This topic is a partial duplicate of Persistant L2 API restrict in stream, what if in other stream?, but I’m trying to flesh things out a bit more. An answer to this topic should satisfy the other guy too, I hope.
The L2 persistence documentation is ambiguous to me.
Here are my competing mental models. Both seem consistent with the programming guide.
Model 0 (unlikely, but i can’t be sure it’s wrong):
cudaStreamSetAttribute(streamA, ...sets persistence for region R)
somehow establishes that accesses to R enqueued in streamA obey the persistence settings, but accesses to R from kernels in different streams do not. I don’t see how this is possible. If a thread from some kernel accesses some address, I don’t see how L2 can know which user-facing stream launched that kernel (especially since user-facing streams are a programming model abstraction).
Model 1 (more likely, but again im not sure):
The “stream” argument to cudaStreamSetAttribute
is just a hint that establishes typical (async) stream ordering with which persistence for a region is communicated to the L2 hardware. For example, if I call
cudaStreamSetAttribute(streamA, ...sets persistence for region R);
kernelA<<<grid, block, 0, streamA>>>(...);
kernelB<<<grid, block, 0, streamB>>>(...);
I’m guaranteed kernelA’s accesses to R will obey the persistence settings, because it’s in streamA.

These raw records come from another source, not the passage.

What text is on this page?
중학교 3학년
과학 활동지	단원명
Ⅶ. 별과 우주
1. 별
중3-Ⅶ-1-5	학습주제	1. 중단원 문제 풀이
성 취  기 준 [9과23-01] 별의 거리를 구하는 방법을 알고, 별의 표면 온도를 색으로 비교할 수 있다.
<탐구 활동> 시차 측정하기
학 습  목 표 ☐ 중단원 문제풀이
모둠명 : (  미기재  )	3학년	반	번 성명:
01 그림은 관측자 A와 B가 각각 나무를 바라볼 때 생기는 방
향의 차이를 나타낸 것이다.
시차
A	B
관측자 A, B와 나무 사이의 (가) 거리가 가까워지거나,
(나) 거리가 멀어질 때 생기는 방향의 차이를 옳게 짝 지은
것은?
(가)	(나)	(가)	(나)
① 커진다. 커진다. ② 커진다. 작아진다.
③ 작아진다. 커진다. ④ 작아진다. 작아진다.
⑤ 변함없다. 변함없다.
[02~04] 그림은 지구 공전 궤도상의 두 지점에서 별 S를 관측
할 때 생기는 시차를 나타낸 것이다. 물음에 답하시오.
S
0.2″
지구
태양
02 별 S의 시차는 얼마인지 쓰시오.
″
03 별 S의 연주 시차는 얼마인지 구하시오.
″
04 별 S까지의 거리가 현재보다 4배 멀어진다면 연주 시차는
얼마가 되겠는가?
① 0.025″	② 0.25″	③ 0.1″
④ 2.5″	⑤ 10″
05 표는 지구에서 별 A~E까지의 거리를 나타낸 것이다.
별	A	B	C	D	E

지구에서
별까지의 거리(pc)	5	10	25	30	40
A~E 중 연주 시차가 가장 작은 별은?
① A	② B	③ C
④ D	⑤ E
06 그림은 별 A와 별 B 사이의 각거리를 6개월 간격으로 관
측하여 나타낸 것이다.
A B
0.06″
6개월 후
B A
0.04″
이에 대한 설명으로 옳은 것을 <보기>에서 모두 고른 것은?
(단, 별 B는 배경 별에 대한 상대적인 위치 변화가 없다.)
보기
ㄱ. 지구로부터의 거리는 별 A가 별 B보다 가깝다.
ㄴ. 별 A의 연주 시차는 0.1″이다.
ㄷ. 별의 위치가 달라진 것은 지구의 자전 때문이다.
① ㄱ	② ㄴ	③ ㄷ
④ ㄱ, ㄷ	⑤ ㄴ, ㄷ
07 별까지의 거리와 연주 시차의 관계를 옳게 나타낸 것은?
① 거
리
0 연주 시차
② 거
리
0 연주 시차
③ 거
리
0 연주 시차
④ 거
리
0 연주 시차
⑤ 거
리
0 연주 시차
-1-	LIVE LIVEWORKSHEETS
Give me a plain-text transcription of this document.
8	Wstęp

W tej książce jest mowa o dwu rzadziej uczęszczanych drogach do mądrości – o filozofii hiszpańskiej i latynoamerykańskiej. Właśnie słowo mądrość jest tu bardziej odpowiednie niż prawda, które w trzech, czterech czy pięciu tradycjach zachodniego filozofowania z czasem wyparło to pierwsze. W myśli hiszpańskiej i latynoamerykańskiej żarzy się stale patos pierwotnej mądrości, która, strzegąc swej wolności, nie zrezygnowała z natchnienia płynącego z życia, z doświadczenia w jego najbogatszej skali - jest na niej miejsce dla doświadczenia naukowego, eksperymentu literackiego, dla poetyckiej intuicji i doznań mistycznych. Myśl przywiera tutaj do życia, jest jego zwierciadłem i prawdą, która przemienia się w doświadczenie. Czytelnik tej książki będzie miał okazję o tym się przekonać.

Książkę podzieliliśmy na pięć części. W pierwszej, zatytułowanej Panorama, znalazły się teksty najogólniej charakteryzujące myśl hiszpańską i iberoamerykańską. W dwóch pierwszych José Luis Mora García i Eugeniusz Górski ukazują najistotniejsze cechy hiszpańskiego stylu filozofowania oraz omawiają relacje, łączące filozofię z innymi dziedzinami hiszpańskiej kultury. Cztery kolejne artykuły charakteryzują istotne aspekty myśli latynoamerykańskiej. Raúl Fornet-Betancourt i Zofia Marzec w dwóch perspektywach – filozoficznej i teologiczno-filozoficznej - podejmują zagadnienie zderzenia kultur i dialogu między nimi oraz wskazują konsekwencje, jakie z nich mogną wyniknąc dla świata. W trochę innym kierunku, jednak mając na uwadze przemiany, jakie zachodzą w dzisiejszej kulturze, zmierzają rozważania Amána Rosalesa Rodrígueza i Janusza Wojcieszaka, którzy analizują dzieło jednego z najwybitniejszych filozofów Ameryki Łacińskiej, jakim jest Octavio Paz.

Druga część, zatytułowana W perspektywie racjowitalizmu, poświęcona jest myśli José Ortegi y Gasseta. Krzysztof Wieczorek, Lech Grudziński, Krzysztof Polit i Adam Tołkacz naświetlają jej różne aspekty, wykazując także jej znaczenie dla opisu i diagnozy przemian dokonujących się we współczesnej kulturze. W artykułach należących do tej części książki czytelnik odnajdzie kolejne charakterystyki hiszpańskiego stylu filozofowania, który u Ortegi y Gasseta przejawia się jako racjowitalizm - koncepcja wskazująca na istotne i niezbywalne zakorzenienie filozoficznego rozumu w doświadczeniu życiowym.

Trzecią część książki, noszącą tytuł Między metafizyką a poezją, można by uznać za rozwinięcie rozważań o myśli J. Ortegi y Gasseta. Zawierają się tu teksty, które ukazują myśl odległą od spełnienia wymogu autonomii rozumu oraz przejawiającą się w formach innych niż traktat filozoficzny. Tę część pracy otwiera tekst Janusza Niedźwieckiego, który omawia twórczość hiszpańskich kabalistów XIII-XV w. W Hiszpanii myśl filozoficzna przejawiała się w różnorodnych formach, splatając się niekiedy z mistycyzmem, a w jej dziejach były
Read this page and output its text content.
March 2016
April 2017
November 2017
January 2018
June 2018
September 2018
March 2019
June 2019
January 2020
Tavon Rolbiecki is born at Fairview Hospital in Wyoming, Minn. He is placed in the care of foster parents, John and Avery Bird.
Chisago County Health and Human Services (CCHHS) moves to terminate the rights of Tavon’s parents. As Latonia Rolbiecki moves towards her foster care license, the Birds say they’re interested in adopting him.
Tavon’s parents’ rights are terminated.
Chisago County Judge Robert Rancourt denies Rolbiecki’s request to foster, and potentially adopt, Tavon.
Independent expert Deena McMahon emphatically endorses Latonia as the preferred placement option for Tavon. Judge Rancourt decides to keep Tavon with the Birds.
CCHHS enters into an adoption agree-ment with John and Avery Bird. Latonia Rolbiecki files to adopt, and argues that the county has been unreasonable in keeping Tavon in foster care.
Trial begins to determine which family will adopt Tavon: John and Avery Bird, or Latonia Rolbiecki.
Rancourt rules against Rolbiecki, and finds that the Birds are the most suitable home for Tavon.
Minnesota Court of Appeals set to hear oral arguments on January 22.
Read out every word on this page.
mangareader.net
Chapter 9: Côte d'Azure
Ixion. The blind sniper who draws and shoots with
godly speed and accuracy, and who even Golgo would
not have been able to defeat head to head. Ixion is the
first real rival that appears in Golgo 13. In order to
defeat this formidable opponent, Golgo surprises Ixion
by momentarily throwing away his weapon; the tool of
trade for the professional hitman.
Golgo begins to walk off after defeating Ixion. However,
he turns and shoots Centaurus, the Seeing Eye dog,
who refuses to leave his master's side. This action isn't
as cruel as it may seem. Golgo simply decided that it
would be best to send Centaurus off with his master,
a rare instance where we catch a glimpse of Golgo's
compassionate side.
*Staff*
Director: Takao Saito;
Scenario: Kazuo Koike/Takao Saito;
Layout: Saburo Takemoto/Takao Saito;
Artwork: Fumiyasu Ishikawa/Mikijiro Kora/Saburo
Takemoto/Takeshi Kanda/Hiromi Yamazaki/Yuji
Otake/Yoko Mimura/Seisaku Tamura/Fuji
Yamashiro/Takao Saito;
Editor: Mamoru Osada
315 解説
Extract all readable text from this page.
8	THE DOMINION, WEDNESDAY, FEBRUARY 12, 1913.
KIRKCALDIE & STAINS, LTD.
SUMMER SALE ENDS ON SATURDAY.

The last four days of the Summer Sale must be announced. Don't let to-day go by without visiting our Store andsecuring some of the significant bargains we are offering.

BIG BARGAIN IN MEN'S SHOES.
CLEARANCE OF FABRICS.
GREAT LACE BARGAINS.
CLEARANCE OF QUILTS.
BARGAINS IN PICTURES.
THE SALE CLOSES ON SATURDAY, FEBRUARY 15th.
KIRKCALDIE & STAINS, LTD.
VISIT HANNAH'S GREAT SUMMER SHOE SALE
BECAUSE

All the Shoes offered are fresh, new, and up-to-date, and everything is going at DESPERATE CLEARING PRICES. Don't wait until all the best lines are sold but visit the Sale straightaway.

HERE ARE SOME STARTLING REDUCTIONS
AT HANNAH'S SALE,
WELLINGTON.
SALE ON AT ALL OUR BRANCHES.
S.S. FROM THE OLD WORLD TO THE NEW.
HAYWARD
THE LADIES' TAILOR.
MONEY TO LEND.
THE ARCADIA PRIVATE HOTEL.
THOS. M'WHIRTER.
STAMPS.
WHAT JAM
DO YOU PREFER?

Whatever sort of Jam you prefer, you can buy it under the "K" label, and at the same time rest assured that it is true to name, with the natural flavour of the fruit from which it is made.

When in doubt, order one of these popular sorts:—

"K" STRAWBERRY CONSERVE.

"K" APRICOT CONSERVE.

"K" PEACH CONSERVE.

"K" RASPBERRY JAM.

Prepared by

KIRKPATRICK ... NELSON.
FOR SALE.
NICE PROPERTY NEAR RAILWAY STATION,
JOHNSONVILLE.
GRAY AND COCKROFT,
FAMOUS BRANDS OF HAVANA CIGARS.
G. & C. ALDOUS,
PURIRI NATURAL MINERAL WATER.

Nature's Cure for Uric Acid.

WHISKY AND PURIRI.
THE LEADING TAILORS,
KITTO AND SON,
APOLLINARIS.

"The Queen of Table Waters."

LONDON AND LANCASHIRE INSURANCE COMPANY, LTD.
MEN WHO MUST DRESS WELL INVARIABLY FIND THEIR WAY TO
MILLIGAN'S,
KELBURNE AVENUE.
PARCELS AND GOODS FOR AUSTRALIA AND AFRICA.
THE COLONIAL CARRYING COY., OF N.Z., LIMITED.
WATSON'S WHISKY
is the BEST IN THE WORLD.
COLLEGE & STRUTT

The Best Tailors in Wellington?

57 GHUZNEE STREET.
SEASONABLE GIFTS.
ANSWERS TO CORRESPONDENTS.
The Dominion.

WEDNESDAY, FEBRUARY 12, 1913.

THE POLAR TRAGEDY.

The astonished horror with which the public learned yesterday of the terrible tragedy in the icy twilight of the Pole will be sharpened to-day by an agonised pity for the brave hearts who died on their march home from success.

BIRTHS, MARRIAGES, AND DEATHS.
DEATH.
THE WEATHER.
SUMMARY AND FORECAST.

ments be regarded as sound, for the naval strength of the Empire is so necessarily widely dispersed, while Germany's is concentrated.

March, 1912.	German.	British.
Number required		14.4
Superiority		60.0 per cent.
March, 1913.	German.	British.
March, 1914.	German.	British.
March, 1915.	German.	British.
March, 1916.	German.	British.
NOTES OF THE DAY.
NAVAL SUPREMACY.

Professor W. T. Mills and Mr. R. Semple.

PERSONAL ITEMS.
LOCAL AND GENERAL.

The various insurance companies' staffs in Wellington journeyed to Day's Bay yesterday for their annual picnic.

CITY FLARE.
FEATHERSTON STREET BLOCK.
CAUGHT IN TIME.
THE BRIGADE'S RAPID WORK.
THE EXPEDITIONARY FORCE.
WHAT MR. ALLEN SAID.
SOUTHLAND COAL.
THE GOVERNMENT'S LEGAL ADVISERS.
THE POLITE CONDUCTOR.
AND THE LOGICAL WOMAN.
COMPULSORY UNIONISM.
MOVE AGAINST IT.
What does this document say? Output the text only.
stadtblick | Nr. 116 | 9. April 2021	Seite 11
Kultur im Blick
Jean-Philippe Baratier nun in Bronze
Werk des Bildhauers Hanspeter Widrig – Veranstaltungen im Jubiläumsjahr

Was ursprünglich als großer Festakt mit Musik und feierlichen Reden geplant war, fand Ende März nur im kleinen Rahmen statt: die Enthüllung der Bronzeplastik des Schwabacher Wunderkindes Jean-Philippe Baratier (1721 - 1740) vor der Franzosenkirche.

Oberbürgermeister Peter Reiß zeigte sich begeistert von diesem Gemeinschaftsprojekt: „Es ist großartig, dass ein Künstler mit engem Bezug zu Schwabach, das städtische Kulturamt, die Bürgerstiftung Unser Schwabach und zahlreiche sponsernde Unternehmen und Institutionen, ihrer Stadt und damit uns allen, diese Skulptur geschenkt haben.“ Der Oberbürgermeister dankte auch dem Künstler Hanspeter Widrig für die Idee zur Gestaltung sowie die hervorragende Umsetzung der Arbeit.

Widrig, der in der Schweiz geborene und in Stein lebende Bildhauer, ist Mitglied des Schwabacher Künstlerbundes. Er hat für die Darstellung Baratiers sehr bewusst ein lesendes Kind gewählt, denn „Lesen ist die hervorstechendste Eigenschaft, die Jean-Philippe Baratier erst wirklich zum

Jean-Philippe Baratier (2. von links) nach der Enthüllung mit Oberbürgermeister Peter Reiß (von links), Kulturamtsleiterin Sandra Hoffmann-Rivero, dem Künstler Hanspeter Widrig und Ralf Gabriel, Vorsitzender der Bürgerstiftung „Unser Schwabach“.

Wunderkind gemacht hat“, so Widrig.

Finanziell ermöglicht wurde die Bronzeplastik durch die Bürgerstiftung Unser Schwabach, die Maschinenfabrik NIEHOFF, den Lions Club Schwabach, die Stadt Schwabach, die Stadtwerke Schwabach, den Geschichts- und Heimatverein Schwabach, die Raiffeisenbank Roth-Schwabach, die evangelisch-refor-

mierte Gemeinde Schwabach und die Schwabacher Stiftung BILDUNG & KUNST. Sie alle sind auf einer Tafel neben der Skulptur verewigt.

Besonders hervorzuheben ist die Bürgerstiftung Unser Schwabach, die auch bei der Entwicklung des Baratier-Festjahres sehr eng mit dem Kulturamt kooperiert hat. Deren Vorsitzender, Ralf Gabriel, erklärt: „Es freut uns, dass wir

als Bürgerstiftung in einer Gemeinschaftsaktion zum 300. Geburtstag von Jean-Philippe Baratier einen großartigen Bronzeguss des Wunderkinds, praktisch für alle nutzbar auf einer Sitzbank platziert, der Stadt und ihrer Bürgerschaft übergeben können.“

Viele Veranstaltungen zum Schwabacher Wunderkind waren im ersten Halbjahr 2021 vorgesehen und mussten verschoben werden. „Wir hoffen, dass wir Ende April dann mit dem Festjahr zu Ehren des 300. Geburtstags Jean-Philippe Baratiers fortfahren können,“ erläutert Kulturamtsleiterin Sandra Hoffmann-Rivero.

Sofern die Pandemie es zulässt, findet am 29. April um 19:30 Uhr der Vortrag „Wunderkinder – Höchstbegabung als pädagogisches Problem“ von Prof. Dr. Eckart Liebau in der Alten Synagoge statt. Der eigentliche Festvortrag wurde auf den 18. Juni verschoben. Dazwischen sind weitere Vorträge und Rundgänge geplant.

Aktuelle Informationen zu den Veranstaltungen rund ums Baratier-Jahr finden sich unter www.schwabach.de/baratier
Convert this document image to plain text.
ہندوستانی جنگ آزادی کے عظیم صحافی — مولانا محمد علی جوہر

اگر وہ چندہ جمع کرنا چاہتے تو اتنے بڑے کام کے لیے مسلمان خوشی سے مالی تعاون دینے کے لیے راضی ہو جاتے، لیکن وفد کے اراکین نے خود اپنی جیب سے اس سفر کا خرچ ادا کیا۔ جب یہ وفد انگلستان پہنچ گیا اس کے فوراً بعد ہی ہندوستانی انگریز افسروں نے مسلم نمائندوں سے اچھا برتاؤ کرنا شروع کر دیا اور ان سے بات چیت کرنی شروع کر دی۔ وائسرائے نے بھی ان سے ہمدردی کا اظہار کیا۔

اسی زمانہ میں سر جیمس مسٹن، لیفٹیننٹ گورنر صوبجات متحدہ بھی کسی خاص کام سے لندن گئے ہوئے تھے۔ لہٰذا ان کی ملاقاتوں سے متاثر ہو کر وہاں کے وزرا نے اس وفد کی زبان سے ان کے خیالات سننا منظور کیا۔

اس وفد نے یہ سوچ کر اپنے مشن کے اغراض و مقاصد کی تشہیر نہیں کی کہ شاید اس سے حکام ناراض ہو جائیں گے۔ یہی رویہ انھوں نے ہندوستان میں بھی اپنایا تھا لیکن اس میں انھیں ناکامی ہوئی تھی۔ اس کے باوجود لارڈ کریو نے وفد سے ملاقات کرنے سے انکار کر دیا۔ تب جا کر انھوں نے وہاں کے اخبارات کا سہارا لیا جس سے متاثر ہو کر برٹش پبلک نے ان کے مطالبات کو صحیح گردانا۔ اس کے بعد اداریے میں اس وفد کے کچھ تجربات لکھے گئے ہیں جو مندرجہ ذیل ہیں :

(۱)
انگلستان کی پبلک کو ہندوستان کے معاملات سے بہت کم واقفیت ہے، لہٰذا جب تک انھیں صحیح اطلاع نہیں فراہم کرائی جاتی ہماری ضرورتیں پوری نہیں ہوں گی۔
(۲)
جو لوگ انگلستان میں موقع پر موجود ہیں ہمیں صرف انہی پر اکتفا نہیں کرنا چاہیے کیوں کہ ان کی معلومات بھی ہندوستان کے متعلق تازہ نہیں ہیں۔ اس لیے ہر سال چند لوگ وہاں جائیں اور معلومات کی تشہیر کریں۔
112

If kernelB also accesses R, those accesses might obey the same settings if kernelB happens to run after or around the same time as kernelA (ie, after settings are communicated to L2 “in streamA”).
In this model, the following
cudaStreamSetAttribute(streamA, ...sets "persistenceA" for region R);
cudaStreamSetAttribute(streamB, ...sets "persistenceB" for region R);
kernelA<<<grid, block, 0, streamA>>>(...);
kernelB<<<grid, block, 0, streamB>>>(...);
incurs a “race condition” on the persistence status of R, and the behavior of accesses to R by each kernel depends on when they run relative to when persistenceA and persistenceB get communicated to L2. The L2 effects of the SetAttribute call and kernel execution in streamA may slide past their counterparts in streamB, and the overall sequence may “happen” on the device in any order allowed by the (independent) orderings of streamA and B.
A further consequence of this model is: as seen by kernels in any stream, there’s only ever one active persistence behavior for a particular address range. For example, if i call
cudaStreamSetAttribute(streamA, ...sets "persistenceA" for region RA);
cudaStreamSetAttribute(streamB, ...sets "persistenceB" for region RB that overlaps with RA);
kernelA<<<grid, block, 0, streamA>>>(...);
kernelB<<<grid, block, 0, streamB>>>(...);
the behavior for the overlapping region gets overwritten by whichever SetAttribute call happens last on the device, and accesses to the overlapping region by either kernel obey whichever behavior was set most recently. It’s not true that kernelA’s accesses (by virtue of being in streamA) always obey persistenceA, and kernelB’s accesses (by virtue of being in streamB) always obey persistenceB.
Which of these models (if either) is correct? Model 1 makes more sense to me.
(An implicit assumption of Model 1 is that all streams transparently share the L2 cache. In other words, if some cache line was pulled into L2 by a kernel in stream A, a later access to the same line from a kernel in stream B can hit, and won’t be assigned a separate redundant line in L2. But i’m almost certain this is true. Please tell me if it’s not!)
Another point that’s unclear from the docs for either model: Is there a limit on the number of address regions for which you can simultaneously set persistence properties?